Wolf further contends that the supposed “partnership” between the two justices extends to the Court’s orders, “though less reliably.” The “less reliably” part is as much an understatement as his overall conclusion is an overstatement. On at least four occasions, all involving cases with ideologically divisive subject matter, Kavanaugh set himself apart from Roberts and took the same position with respect to orders regarding stays or denials of certiorari as Thomas, Alito, and/or Gorsuch:

  • In Trump v. E. Bay Sanctuary Cov., Kavanaugh joined Thomas, Alito, and Gorsuch in dissenting from the Court’s refusal to lift a lower court injunction prohibiting the Trump administration from immediately reinstating its policy of denying asylum to migrants who illegally cross the Mexican border.

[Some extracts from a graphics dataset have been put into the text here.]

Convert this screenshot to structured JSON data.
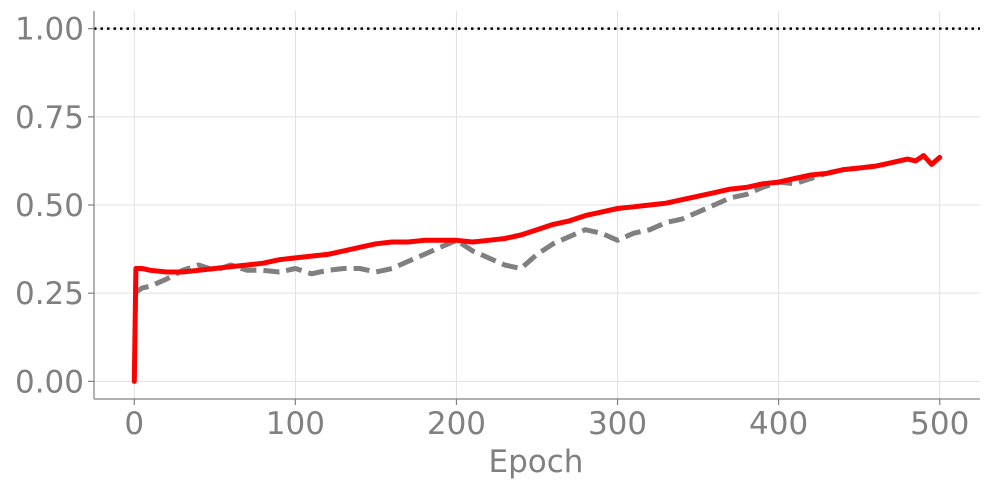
{
  "chart_data": {
    "type": "line",
    "title": "",
    "xlabel": "Epoch",
    "ylabel": "",
    "xlim": [
      -25,
      525
    ],
    "ylim": [
      -0.05,
      1.05
    ],
    "xticks": [
      0,
      100,
      200,
      300,
      400,
      500
    ],
    "yticks": [
      0.0,
      0.25,
      0.5,
      0.75,
      1.0
    ],
    "xtick_labels": [
      "0",
      "100",
      "200",
      "300",
      "400",
      "500"
    ],
    "ytick_labels": [
      "0.00",
      "0.25",
      "0.50",
      "0.75",
      "1.00"
    ],
    "grid": true,
    "reference_line": {
      "y": 1.0,
      "style": "dotted",
      "color": "#000000"
    },
    "series": [
      {
        "style": "solid",
        "color": "#ff0000",
        "x": [
          0,
          1,
          5,
          10,
          20,
          30,
          40,
          50,
          60,
          70,
          80,
          90,
          100,
          110,
          120,
          130,
          140,
          150,
          160,
          170,
          180,
          190,
          200,
          210,
          220,
          230,
          240,
          250,
          260,
          270,
          280,
          290,
          300,
          310,
          320,
          330,
          340,
          350,
          360,
          370,
          380,
          390,
          400,
          410,
          420,
          430,
          440,
          450,
          460,
          470,
          480,
          485,
          490,
          495,
          500
        ],
        "y": [
          0.0,
          0.32,
          0.32,
          0.315,
          0.31,
          0.31,
          0.315,
          0.32,
          0.325,
          0.33,
          0.335,
          0.345,
          0.35,
          0.355,
          0.36,
          0.37,
          0.38,
          0.39,
          0.395,
          0.395,
          0.4,
          0.4,
          0.4,
          0.395,
          0.4,
          0.405,
          0.415,
          0.43,
          0.445,
          0.455,
          0.47,
          0.48,
          0.49,
          0.495,
          0.5,
          0.505,
          0.515,
          0.525,
          0.535,
          0.545,
          0.55,
          0.56,
          0.565,
          0.575,
          0.585,
          0.59,
          0.6,
          0.605,
          0.61,
          0.62,
          0.63,
          0.625,
          0.64,
          0.615,
          0.635
        ]
      },
      {
        "style": "dashed",
        "color": "#808080",
        "x": [
          0,
          5,
          10,
          20,
          30,
          40,
          50,
          60,
          70,
          80,
          90,
          100,
          110,
          120,
          130,
          140,
          150,
          160,
          170,
          180,
          190,
          200,
          210,
          220,
          230,
          240,
          250,
          260,
          270,
          280,
          290,
          300,
          310,
          320,
          330,
          340,
          350,
          360,
          370,
          380,
          390,
          400,
          410,
          420,
          430,
          440,
          450,
          460
        ],
        "y": [
          0.25,
          0.265,
          0.27,
          0.29,
          0.315,
          0.33,
          0.315,
          0.33,
          0.315,
          0.315,
          0.31,
          0.32,
          0.305,
          0.315,
          0.32,
          0.32,
          0.31,
          0.32,
          0.34,
          0.36,
          0.38,
          0.4,
          0.37,
          0.35,
          0.33,
          0.32,
          0.36,
          0.39,
          0.41,
          0.43,
          0.42,
          0.4,
          0.42,
          0.43,
          0.45,
          0.46,
          0.48,
          0.5,
          0.52,
          0.53,
          0.55,
          0.565,
          0.56,
          0.575,
          0.59,
          0.6,
          0.605,
          0.61
        ]
      }
    ]
  }
}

  • In June Medical Services, L.L.C. v. Gee, Kavanaugh and the same three colleagues disagreed with the Court’s order blocking the enforcement of Louisiana’s law requiring hospital admitting privileges for doctors who perform abortions, and Kavanaugh wrote an opinion explaining his position.
  • In Morris County Board of Chosen Freeholders v. Freedom from Religion Foundation, a case in which the Court denied certiorari, Kavanaugh wrote an opinion joined by Alito and Gorsuch to note that although there were procedural reasons not to take the appeal, New Jersey’s prohibition of historic preservation funds to religious buildings simply because they are religious “is in serious tension with this Court’s religious equality precedents.”

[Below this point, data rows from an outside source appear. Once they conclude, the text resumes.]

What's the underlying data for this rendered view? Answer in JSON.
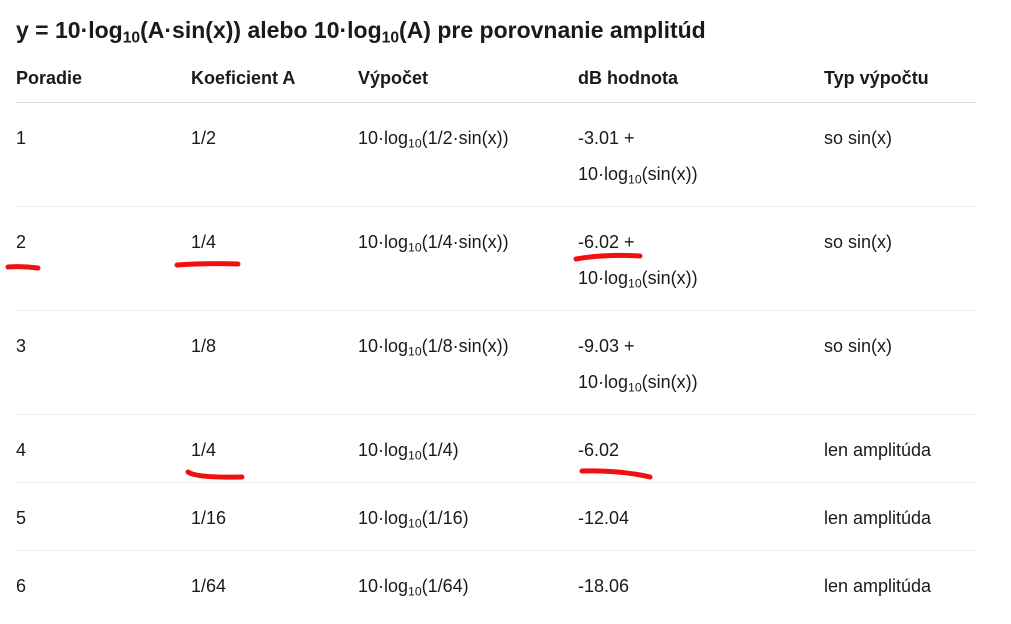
{
  "title": [
    "y = 10·log",
    "10",
    "(A·sin(x)) alebo 10·log",
    "10",
    "(A) pre porovnanie amplitúd"
  ],
  "table": {
    "headers": [
      "Poradie",
      "Koeficient A",
      "Výpočet",
      "dB hodnota",
      "Typ výpočtu"
    ],
    "rows": [
      [
        "1",
        "1/2",
        [
          "10·log",
          "10",
          "(1/2·sin(x))"
        ],
        [
          "-3.01 + 10·log",
          "10",
          "(sin(x))"
        ],
        "so sin(x)"
      ],
      [
        "2",
        "1/4",
        [
          "10·log",
          "10",
          "(1/4·sin(x))"
        ],
        [
          "-6.02 + 10·log",
          "10",
          "(sin(x))"
        ],
        "so sin(x)"
      ],
      [
        "3",
        "1/8",
        [
          "10·log",
          "10",
          "(1/8·sin(x))"
        ],
        [
          "-9.03 + 10·log",
          "10",
          "(sin(x))"
        ],
        "so sin(x)"
      ],
      [
        "4",
        "1/4",
        [
          "10·log",
          "10",
          "(1/4)"
        ],
        "-6.02",
        "len amplitúda"
      ],
      [
        "5",
        "1/16",
        [
          "10·log",
          "10",
          "(1/16)"
        ],
        "-12.04",
        "len amplitúda"
      ],
      [
        "6",
        "1/64",
        [
          "10·log",
          "10",
          "(1/64)"
        ],
        "-18.06",
        "len amplitúda"
      ]
    ]
  }
}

  • When the Court denied certiorari in another case, Kennedy v. Bremerton School District, which involved a public high school football coach who claimed he was fired for kneeling on the field to pray after games, Kavanaugh, Thomas, and Gorsuch joined an opinion by Alito explaining their reasoning. While the case involved unresolved factual questions, which counseled against review of the unsuccessful coach’s appeal from the Ninth Circuit, Alito’s opinion went out of its way to say that “the Ninth Circuit’s understanding of the free speech rights of public school teachers is troubling and may justify review in the future.”

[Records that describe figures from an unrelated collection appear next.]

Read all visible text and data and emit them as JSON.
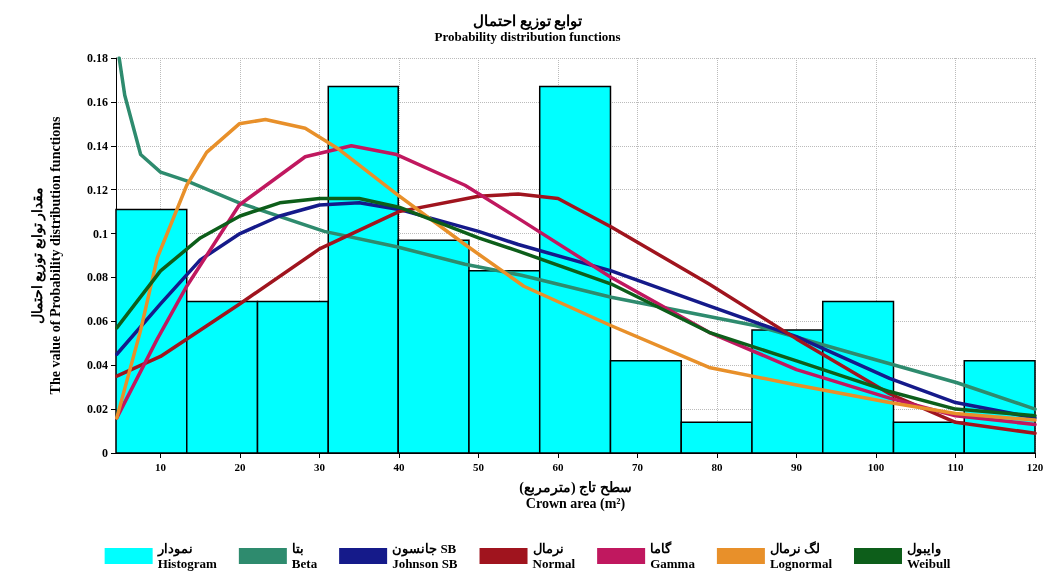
{
  "chart_data": {
    "type": "histogram",
    "title": "توابع توزیع احتمال",
    "subtitle": "Probability distribution functions",
    "xlabel": "سطح تاج (مترمربع)\nCrown area (m²)",
    "ylabel": "مقدار توابع توزیع احتمال\nThe value of Probability distribution functions",
    "xlim": [
      4.4,
      120
    ],
    "xticks": [
      10,
      20,
      30,
      40,
      50,
      60,
      70,
      80,
      90,
      100,
      110,
      120
    ],
    "ylim": [
      0,
      0.18
    ],
    "yticks": [
      0,
      0.02,
      0.04,
      0.06,
      0.08,
      0.1,
      0.12,
      0.14,
      0.16,
      0.18
    ],
    "grid": true,
    "legend": "bottom",
    "series": [
      {
        "name": "نمودار\nHistogram",
        "color": "#00ffff",
        "bins": [
          4.4,
          13.3,
          22.2,
          31.1,
          39.9,
          48.8,
          57.7,
          66.6,
          75.5,
          84.4,
          93.3,
          102.2,
          111.1,
          120
        ],
        "values": [
          0.111,
          0.069,
          0.069,
          0.167,
          0.097,
          0.083,
          0.167,
          0.042,
          0.014,
          0.056,
          0.069,
          0.014,
          0.042
        ]
      },
      {
        "name": "بتا\nBeta",
        "color": "#2e8b6e",
        "type": "line",
        "x": [
          4.8,
          5.5,
          7.5,
          10,
          13.3,
          19.9,
          30.6,
          39.7,
          48.3,
          55.4,
          66.7,
          84.9,
          97.5,
          110.2,
          120
        ],
        "values": [
          0.18,
          0.163,
          0.136,
          0.128,
          0.124,
          0.114,
          0.101,
          0.094,
          0.086,
          0.081,
          0.071,
          0.058,
          0.045,
          0.032,
          0.02
        ]
      },
      {
        "name": "جانسون SB\nJohnson SB",
        "color": "#151a8a",
        "type": "line",
        "x": [
          4.5,
          10,
          15,
          20,
          25,
          30,
          35,
          40,
          50,
          55,
          66.7,
          79,
          90,
          101.7,
          110,
          120
        ],
        "values": [
          0.045,
          0.068,
          0.088,
          0.1,
          0.108,
          0.113,
          0.114,
          0.111,
          0.101,
          0.095,
          0.083,
          0.067,
          0.053,
          0.034,
          0.023,
          0.016
        ]
      },
      {
        "name": "نرمال\nNormal",
        "color": "#a0141e",
        "type": "line",
        "x": [
          4.5,
          10,
          20,
          30,
          40,
          50,
          55,
          60,
          66.7,
          79,
          90,
          101.7,
          110,
          120
        ],
        "values": [
          0.035,
          0.044,
          0.068,
          0.093,
          0.11,
          0.117,
          0.118,
          0.116,
          0.103,
          0.077,
          0.052,
          0.027,
          0.014,
          0.009
        ]
      },
      {
        "name": "گاما\nGamma",
        "color": "#c0185f",
        "type": "line",
        "x": [
          4.5,
          9.6,
          13.3,
          19.9,
          28.2,
          34,
          39.7,
          48.3,
          55.4,
          66.7,
          79,
          90,
          101.7,
          110,
          120
        ],
        "values": [
          0.016,
          0.052,
          0.076,
          0.113,
          0.135,
          0.14,
          0.136,
          0.122,
          0.106,
          0.08,
          0.055,
          0.038,
          0.025,
          0.017,
          0.013
        ]
      },
      {
        "name": "لگ نرمال\nLognormal",
        "color": "#e8902a",
        "type": "line",
        "x": [
          4.5,
          7.5,
          9.6,
          13.3,
          15.8,
          19.9,
          23.2,
          28.2,
          32.2,
          39.7,
          48.3,
          55.7,
          66.7,
          79,
          90,
          101.7,
          110,
          120
        ],
        "values": [
          0.016,
          0.056,
          0.089,
          0.122,
          0.137,
          0.15,
          0.152,
          0.148,
          0.139,
          0.118,
          0.095,
          0.076,
          0.058,
          0.039,
          0.031,
          0.023,
          0.018,
          0.015
        ]
      },
      {
        "name": "وایبول\nWeibull",
        "color": "#0d5e1a",
        "type": "line",
        "x": [
          4.5,
          10,
          15,
          20,
          25,
          30,
          35,
          40,
          50,
          55,
          66.7,
          79,
          90,
          101.7,
          110,
          120
        ],
        "values": [
          0.057,
          0.083,
          0.098,
          0.108,
          0.114,
          0.116,
          0.116,
          0.112,
          0.098,
          0.092,
          0.077,
          0.055,
          0.042,
          0.028,
          0.02,
          0.017
        ]
      }
    ]
  }
}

While such cases involve procedural issues as opposed to rulings on the merits, it is noteworthy that each case distinguishing Kavanaugh from Roberts found the junior justice taking a position to the right of the chief justice, never the other way around.

The historical reality is that even a completed first term of a Supreme Court justice is often insufficient to assess performance. Back in the day when the Court regularly decided over 100 cases per term, Chief Justice Warren Burger and Justice Harry Blackmun initially were known as the “Minnesota Twins” for their high rate of agreement as perceived conservatives during their first term serving together, but over the years, the two grew apart as Blackmun veered far to the left.

A full term on the Court is a short period to make generalizations about judicial performance. So how could any historically aware analysis reach conclusions before the term’s halfway mark?